Hi, Chan.
Chan Ag wrote:... I do not understand the dependency of this method with the readObject method. I understand it is package private so that immutability cannot be compromised upon to a certain extent ( or would that be wrong? ). But still, why is the method required, remains a puzzle to me.
It is needed in that particular implementation of the readObject method. As you can see, HashMap uses custom serialization protocol (I'll give a reason to do so below). When reading an object, it reads list of keys and values and puts it to a map (using map's own method). Any child should be prepared at this point. For example, LinkedHashMap uses a dummy head/tail values to unify item handling when map is or is not empty. If that dummy values are not initialized, insertion method may throw NullPointerException. And parent dsserialization occurs before child can perform any action. Other approaches are possible. But some approaches will require to reimplement readObject method in each children, for example.
Chan Ag wrote:And why should it be called if 'the constructor will add the entries from the existing map'. I see it is called by other constructors too.
Just because "copy constructor" and children constructor (notably LinkedHashSet) is implemented in some particular way. It is a contract between HashMap and very limited number of it's children. Some HashMap constructors calls internal methods to add all items. Child should be prepared at this point (for example, it should have a linked list initialized). Parent constructors must be called before any children constructor, so LinkedHashSet have no other chances to initialize. It is still possible to do that initialization other way. For example, call a parent's (HashMap) no-arg constructor, initialize internal data and only then call a package-private population method.

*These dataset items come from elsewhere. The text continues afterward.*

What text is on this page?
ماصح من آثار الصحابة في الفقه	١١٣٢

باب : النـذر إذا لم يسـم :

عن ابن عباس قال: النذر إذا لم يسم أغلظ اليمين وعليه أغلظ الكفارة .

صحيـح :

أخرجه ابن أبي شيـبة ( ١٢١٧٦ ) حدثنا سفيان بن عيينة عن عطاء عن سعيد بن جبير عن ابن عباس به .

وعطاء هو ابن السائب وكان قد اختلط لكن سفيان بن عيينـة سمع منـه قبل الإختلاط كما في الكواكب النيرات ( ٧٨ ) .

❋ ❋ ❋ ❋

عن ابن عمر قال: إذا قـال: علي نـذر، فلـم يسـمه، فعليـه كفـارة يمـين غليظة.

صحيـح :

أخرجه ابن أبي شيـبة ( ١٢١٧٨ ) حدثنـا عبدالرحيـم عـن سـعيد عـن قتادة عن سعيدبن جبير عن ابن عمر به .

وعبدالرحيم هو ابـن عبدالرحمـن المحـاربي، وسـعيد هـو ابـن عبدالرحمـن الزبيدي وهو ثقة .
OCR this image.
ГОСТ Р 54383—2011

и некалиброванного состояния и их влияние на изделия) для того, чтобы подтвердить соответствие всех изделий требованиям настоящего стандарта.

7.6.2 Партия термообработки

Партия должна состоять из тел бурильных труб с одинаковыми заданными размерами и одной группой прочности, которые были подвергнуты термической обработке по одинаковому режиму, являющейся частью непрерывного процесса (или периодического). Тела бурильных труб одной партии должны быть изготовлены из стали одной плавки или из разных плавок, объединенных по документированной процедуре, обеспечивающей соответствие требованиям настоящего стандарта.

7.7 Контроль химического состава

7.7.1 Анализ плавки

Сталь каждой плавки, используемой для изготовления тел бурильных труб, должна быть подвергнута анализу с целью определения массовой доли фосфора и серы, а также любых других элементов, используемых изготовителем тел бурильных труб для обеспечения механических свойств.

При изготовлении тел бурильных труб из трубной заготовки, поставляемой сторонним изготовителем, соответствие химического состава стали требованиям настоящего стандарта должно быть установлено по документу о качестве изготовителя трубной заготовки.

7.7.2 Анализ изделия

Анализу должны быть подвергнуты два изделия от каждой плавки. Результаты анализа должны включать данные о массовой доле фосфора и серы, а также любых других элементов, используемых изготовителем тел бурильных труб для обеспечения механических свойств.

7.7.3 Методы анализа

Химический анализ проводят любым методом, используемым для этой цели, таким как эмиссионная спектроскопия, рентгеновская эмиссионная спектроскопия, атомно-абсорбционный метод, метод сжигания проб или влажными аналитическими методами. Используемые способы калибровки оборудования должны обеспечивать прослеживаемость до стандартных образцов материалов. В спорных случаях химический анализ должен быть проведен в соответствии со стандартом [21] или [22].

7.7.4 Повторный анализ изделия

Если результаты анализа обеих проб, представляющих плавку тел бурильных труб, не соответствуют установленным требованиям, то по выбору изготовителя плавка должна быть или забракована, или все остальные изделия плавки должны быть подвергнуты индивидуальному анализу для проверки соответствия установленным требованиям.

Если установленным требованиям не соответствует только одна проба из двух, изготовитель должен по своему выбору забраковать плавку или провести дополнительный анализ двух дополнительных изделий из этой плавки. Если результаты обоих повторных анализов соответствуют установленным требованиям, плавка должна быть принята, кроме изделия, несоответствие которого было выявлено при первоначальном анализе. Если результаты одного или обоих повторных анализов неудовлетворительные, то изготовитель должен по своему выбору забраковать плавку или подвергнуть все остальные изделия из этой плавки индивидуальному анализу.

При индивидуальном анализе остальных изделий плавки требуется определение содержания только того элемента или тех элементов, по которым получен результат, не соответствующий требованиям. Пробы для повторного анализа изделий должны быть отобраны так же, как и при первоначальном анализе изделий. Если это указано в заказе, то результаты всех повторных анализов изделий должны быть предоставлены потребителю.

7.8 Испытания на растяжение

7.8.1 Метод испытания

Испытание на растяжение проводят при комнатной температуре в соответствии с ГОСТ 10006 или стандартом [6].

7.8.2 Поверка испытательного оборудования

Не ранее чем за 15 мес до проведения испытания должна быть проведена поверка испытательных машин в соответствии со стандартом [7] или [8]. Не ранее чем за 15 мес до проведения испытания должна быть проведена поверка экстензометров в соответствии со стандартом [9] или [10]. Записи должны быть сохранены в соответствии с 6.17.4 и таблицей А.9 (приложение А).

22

These are not coding choices. There are architectural choices. There may be many restrictions and considerations. And while some details are not included in a public API, they may be choosen arbitrary. These may be not the best solutions (and Collections framework ir relatively old), but they still work and there is no reason to change that decisions now.
Chan Ag wrote:Am I missing something here?
As I promised, default serialization is unsafe. I suggest "Effective Java", Chapter 10 "Serialization". In short, all fields read by default deserialization procedure must be considered public. For example you wrote a linked list. Then you may change some bytes in serialized form and read back a loop instead of list! Default serialized form may not be compatible with future class changes. Due to all this you always should consider writing writeObject/readObject methods and using your custom serialized form. HashMap writes a number of entries and then all key-value pairs in iteration order. This allows to change an internal implementation, because serialized form is independent from any internal representation. This also requires to properly reconstruct an object. And that, in order, requires that object to be in an appropriate state to accept new items (linked list initialized in child, etc...).